The first author of the study Dr Swetlana Sirko detailed: “Given the importance of astrocyte proliferation in clinical evaluations of neuropathological state in patients, our findings are relevant diagnostically, but also add to our understanding of how diagnosis-specific changes in composition of cerebrospinal fluid, and in particular an upregulation of Galectin 3 binding protein (LGALS3BP) support the maintenance of astrocyte plasticity in human brain.”
She continued: “Despite the exact mechanisms remaining to be elucidated, the identification of Galectin 3-LGALS3BP axis as an inducer of astrocyte plasticity might largely contribute to the discovery of biomarkers for proliferative astrogliosis prediction and their beneficial modulation within affected brain parenchyma.”

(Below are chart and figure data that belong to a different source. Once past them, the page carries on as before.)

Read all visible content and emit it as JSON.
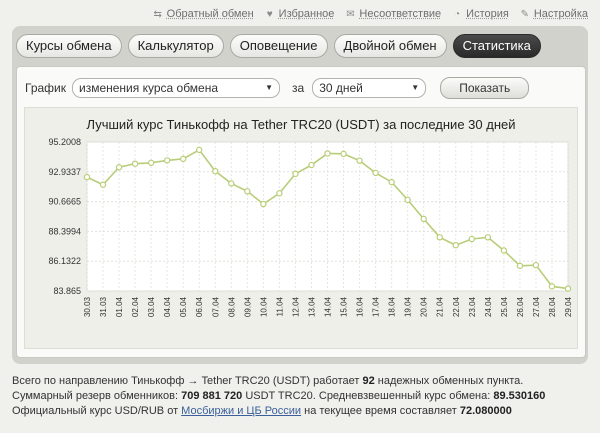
{
  "top_links": [
    {
      "icon": "exchange-arrows-icon",
      "label": "Обратный обмен"
    },
    {
      "icon": "heart-icon",
      "label": "Избранное"
    },
    {
      "icon": "envelope-icon",
      "label": "Несоответствие"
    },
    {
      "icon": "history-icon",
      "label": "История"
    },
    {
      "icon": "wrench-icon",
      "label": "Настройка"
    }
  ],
  "tabs": [
    {
      "label": "Курсы обмена",
      "active": false
    },
    {
      "label": "Калькулятор",
      "active": false
    },
    {
      "label": "Оповещение",
      "active": false
    },
    {
      "label": "Двойной обмен",
      "active": false
    },
    {
      "label": "Статистика",
      "active": true
    }
  ],
  "controls": {
    "graph_label": "График",
    "graph_type": "изменения курса обмена",
    "period_label": "за",
    "period": "30 дней",
    "show_button": "Показать"
  },
  "chart_data": {
    "type": "line",
    "title": "Лучший курс Тинькофф на Tether TRC20 (USDT) за последние 30 дней",
    "xlabel": "",
    "ylabel": "",
    "ylim": [
      83.865,
      95.2008
    ],
    "yticks": [
      "95.2008",
      "92.9337",
      "90.6665",
      "88.3994",
      "86.1322",
      "83.865"
    ],
    "categories": [
      "30.03",
      "31.03",
      "01.04",
      "02.04",
      "03.04",
      "04.04",
      "05.04",
      "06.04",
      "07.04",
      "08.04",
      "09.04",
      "10.04",
      "11.04",
      "12.04",
      "13.04",
      "14.04",
      "15.04",
      "16.04",
      "17.04",
      "18.04",
      "19.04",
      "20.04",
      "21.04",
      "22.04",
      "23.04",
      "24.04",
      "25.04",
      "26.04",
      "27.04",
      "28.04",
      "29.04"
    ],
    "series": [
      {
        "values": [
          92.53,
          91.95,
          93.28,
          93.55,
          93.62,
          93.8,
          93.92,
          94.6,
          92.98,
          92.05,
          91.45,
          90.48,
          91.3,
          92.78,
          93.45,
          94.33,
          94.3,
          93.78,
          92.85,
          92.15,
          90.8,
          89.35,
          87.95,
          87.35,
          87.82,
          87.95,
          86.95,
          85.78,
          85.83,
          84.22,
          84.05
        ]
      }
    ],
    "grid": true,
    "line_color": "#b8cd78",
    "marker_fill": "#ffffff"
  },
  "info": {
    "line1_pre": "Всего по направлению Тинькофф → Tether TRC20 (USDT) работает",
    "line1_count": "92",
    "line1_post": "надежных обменных пункта.",
    "line2_pre": "Суммарный резерв обменников:",
    "line2_reserve": "709 881 720",
    "line2_mid": "USDT TRC20. Средневзвешенный курс обмена:",
    "line2_rate": "89.530160",
    "line3_pre": "Официальный курс USD/RUB от",
    "line3_link": "Мосбиржи и ЦБ России",
    "line3_mid": "на текущее время составляет",
    "line3_rate": "72.080000"
  }
}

Uncovering two fundamental regulators of astrocyte proliferation after injury offers great promise for the future clinical applicability of these biomarkers as potential indicators for detecting a beneficial reaction of glial cells. Most importantly, it has identified the presence of cells with stem cell potential in patients’ brains.
Dr Magdalena Götz, corresponding author of the study, concluded: “Our analysis with this allegedly boring support cell type, now showed the presence of neural stem cells in the brains of patients with trauma or stroke. This is an exciting novel cell source for replacing lost neurons.”
This study was published in Nature Medicine.